Blanco sobre blanco.


Por Juan Robles.




Cuando aprendí a entrar en la Naturaleza y a sentirme como parte integrante de la misma, fui dejando de lado arneses, cuerdas, clavijas y mosquetones. Será también cosa de la edad, pero ahora me importan menos las cumbres y la superación de dificultades. Ahora, es el ver, sentir y escuchar lo que más me llena y complace.

Subo a un pico por tener una vista y descubrir un paisaje, no por vencer una dificultad y anotar un objetivo.

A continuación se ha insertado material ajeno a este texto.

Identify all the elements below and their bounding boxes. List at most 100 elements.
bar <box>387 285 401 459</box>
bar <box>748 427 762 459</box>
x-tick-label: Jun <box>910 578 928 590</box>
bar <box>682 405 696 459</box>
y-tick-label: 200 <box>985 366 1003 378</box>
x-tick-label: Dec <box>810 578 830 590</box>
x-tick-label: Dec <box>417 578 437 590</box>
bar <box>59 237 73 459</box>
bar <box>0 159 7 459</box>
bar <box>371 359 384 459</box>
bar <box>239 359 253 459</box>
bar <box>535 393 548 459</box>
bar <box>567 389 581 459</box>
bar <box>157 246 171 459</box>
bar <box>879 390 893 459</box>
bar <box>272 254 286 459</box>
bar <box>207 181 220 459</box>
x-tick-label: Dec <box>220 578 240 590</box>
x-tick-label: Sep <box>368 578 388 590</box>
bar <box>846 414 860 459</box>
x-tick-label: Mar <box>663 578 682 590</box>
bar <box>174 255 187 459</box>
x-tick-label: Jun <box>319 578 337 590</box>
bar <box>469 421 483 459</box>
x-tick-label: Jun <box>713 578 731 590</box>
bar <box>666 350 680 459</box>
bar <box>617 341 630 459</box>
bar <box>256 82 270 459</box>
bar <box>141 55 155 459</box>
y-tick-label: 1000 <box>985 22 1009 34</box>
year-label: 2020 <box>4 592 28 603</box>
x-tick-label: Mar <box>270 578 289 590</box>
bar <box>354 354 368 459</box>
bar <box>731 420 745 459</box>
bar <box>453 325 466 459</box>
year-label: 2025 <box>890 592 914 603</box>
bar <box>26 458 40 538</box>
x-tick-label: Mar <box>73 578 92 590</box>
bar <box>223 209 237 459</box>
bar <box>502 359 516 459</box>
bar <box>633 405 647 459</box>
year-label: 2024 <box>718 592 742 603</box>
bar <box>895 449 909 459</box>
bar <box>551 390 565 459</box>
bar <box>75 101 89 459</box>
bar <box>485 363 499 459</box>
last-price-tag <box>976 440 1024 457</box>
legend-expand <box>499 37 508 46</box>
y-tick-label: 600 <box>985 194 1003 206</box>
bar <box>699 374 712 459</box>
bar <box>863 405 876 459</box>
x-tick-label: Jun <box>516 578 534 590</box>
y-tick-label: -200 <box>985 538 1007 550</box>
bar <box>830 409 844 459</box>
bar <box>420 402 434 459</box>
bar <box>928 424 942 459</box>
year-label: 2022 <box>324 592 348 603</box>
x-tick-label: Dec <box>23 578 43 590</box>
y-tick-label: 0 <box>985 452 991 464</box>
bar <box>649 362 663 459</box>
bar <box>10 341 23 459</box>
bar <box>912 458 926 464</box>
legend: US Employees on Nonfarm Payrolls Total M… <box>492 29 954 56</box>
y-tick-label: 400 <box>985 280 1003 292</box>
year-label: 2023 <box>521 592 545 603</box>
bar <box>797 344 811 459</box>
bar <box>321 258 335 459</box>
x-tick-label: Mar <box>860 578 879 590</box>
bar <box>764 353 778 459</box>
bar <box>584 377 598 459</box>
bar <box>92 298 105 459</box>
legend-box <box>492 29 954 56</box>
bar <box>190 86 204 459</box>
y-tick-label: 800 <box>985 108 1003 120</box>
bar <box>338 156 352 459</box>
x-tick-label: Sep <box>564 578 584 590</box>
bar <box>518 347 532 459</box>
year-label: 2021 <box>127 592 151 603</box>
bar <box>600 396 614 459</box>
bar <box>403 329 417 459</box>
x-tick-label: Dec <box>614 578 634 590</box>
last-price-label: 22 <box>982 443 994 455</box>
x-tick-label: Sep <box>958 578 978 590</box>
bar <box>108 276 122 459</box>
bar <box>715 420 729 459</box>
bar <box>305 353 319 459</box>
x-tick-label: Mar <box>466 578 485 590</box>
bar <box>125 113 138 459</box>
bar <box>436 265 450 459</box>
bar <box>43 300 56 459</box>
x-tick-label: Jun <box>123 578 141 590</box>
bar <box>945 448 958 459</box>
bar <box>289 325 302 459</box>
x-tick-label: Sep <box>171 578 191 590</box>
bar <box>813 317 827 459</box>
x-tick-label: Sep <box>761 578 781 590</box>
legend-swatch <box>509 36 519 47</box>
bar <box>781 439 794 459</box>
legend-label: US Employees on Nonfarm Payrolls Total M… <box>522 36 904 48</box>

Nunca escalé con un desconocido y tampoco acepto en la montaña compañía que no tenga la sensibilidad necesaria para disfrutar con lo mismo que yo.

También en la Naturaleza, como en el río de Heráclito, todo fluye, todo cambia y nada permanece. El mismo bosque no es nunca el mismo, y el mismo paisaje es siempre diferente.

Sentado en una peña, en uno de esos enormes bloques erráticos, desgajados de la montaña, que se asoman al valle como un primitivo belvedere, contemplé el bosque de hayas. Pardo y sin hojas, sería el mismo bosque invernal de meses atrás, sino fuera porque a las alargadas manchas blancas de los neveros les vinieron a hacer competencia los esparcidos algodones de los cerezos en flor: diecisiete pude contar. Son los cerezos silvestres del bosque relicto.

Al día siguiente, me acerqué al mismo lugar: un nuevo paisaje blanco se extendía a mis pies con el bosque y el valle cubiertos nieve. Todo ese día estuvo trapeando y neviscando. Luego, fui caminando por la nieve, no sin dificultades, a uno de aquellos cerezos que había visto cuajados de flores. Y porque la Naturaleza es, al mismo tiempo, lucha y paz, allí me quedé contemplando el manto blanco que doblegaba las ramas de las que colgaban los copos también blancos de las flores.

No sé si habrá este año más o menos cerezas silvestres. Los árboles, los cerezos, no protestan, resisten. Y en esa resistencia entre la débil y efímera flor de los cerezos en flor y la nieve, vi el resumen de la vida, tal como Herodoto lo recogió de los persas: nacieron, lucharon y murieron.